Tuesday, July 03, 2007

Happy Anniversary!

Last Friday, Arabian Facebuster turned one year old with little-to-no fanfare. However, the story of the formation of this blog is quite remarkable and warrants retelling.

Apollo Spas began with but a dream -- to build a perpetual motion machine that was also capable of reciting lines from obscure movies. Fearing a swift and ruthless retaliation from the scientific-industrial complex and their Hollywood foot soldiers for violating the laws of thermodynamics, copyright infringement, and intellectual property, he decided to launch Arabian Facebuster instead. As the old adage goes, the rest is history...inaccurate, misguided, revisionist, often blatantly fabricated history.

Folks, we need to commemorate this pioneer spirit...and what better way to do so than by devising a self-congratulatory and trite awards show: The 1st Annual Facebustery's!

A modest 76 awards, recognizing excellence and distinction in the field of professional wrestling blogging on this site, will be doled out this coming Sunday evening. This black tie event will emanate from The Tiny Bubble Room in Portland, OR. Earlier in the day, a ceremony commemorating merit in the field of technical achievement will be held in the driveway of one Pencil Neck Geek. Without further ado, let's take a look at but a few of the categories:

Nominees for the coveted
Edward R. Murrow Award for Excellence in Investigative Reporting are Apollo Spas for his expose on home grown terrorists, Pencil Neck Geek for his investigation into reordering of the D-Generation X power structure, Rev. Von Fury for his exhaustive examination of the socio-cultural significance of John Cena's ornamental championship belt, and yours truly Malibu Sands for my inquest into the spectacular rise and fall of PastaMania!

Nominees for the
Most Shocking and Triumphant Return to The Facebuster After a Temporary Sabbatical include Pencil Neck Geek's prognosticative return to WWE SmackDown coverage, yours truly Malibu Sands' excuse laden diatribe on why I was able to temporarily break fee from the clutches of the sports entertainment leviathan, and Rev. Von Fury's no doubt imminent return to blogging on this site.

The nominees for the
Fodor's Wrestling Related Travelogue Award include yours truly Malibu Sands for my courageous expedition into the Dub Dub A arena, Apollo Spas for his two part report on the tribulations and triumphs that come with trying to watch professional wrestling in the public realm, and once again yours truly Malibu Sands for my reporting from the Facebuster Staff Conference.

Nominees for the prestigious Ralph Nader Medal for Futility in Progressive Advocacy are Rev. von Fury's fruitless plea for virtue and chastity in the face pro wrestling's worldly temptations, Pencil Neck Geek for nobly but vainly attempting to offer the Facebuster's more unmotivated readers a weekly recap of the television phenomenon known as Friday Night SmackDown!, and Apollo Spas for his (s0 far) stymied campaign to recast the sexuality of one Viscera.

Finally, the nominees in the category of S
eething and Perfectly Rational Contempt for Hulk Hogan, Chyna Doll, or Randy Orton are yours truly Malibu Sands for marshaling photographic proof of Orton's hotel room trashing escapades, Apollo Spas for thoroughly reviewing the agonizing read otherwise known as Chyna's book, and yours truly Malibu Sands for unearthing stomach churning footage of the Hulkster's musical exploits.
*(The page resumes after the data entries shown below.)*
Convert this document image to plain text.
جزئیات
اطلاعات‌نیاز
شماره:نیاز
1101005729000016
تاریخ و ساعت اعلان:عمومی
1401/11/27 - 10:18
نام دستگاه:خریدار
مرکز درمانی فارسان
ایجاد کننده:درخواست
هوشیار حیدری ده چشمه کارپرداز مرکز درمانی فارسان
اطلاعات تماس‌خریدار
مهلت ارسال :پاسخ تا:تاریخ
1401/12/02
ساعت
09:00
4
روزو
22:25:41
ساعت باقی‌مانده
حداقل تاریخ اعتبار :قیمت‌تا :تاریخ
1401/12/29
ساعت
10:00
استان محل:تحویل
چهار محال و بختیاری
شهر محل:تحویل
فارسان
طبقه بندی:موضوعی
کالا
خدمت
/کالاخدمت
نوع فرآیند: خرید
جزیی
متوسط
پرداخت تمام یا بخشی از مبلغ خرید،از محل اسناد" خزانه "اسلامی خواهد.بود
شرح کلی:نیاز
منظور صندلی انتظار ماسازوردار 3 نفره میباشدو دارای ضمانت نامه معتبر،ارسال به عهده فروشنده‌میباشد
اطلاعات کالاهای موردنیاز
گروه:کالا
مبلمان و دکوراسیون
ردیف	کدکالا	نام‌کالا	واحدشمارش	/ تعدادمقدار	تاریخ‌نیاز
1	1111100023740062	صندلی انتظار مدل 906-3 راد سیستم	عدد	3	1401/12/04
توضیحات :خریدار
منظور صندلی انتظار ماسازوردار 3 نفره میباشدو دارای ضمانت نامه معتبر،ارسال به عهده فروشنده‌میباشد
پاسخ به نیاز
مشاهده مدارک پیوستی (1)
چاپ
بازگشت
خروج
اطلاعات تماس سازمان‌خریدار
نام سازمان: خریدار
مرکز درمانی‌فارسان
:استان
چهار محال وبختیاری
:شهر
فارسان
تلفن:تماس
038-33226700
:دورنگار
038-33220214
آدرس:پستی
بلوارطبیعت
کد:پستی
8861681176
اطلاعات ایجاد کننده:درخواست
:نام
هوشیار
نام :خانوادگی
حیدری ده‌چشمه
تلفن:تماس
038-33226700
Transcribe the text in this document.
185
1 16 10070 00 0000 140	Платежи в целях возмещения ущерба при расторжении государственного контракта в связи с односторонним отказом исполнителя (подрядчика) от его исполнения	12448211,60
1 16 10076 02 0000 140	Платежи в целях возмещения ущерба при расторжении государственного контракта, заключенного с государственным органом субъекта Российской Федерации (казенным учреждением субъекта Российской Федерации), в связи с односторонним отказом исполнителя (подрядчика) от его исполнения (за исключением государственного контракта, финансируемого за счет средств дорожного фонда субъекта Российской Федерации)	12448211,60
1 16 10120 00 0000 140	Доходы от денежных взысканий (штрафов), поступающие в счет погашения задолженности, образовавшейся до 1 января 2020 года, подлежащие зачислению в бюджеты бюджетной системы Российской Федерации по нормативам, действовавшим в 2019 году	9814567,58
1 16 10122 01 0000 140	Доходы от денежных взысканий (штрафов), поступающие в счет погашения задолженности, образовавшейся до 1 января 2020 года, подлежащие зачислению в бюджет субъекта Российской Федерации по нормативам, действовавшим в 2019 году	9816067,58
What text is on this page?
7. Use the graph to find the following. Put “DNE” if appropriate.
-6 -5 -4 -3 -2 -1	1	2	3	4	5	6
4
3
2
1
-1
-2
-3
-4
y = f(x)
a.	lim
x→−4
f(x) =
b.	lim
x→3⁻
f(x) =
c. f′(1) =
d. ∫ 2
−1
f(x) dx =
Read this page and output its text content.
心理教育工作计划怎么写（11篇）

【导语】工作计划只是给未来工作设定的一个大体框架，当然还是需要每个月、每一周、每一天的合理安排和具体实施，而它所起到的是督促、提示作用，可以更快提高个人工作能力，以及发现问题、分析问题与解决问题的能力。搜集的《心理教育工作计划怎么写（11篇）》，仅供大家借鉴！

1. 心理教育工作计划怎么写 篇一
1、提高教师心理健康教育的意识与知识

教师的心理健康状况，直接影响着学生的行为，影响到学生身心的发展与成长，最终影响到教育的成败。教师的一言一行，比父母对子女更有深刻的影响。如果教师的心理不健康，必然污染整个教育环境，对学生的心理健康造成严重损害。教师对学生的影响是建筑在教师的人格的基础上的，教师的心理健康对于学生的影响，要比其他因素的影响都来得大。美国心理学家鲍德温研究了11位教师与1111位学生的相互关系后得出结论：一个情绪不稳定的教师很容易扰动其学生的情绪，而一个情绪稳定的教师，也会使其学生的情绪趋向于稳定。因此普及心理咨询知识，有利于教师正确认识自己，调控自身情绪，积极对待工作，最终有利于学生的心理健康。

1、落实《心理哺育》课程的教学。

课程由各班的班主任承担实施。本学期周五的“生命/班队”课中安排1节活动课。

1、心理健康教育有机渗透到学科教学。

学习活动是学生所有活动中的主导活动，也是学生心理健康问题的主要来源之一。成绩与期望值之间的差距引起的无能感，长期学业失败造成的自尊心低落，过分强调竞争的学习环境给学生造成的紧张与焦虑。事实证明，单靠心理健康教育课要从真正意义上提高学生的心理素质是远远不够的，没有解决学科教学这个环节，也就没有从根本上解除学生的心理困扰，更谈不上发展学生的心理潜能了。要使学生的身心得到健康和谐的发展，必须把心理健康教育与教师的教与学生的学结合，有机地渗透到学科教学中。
To the winning nominees go the spoils. Instead of a poorly manufactured statuette, awardees will receive a year's supply (i.e. 365 cases) Hamm's Beer, the official party starter and panty remover of Arabian Facebuster, along with a vat of Manwich Sloppy Joe sauce. Hamburger meat and buns not included.

Again, congratulations to Arabian Facebuster on a most glorious year of blogging! Now cut me off a slice of that whimsical cake...I'd prefer a piece from that sweet whale tail.

1 comment:

Pencil Neck Geek said...

Happy Birthday Facebuster!

Can't wait for the Facebustery's (although we might need to work on the name).

The opening musical number- Bushwacker Luke and Viscera's rousing rendition of Dancing in the Street- is sure to knock 'em dead.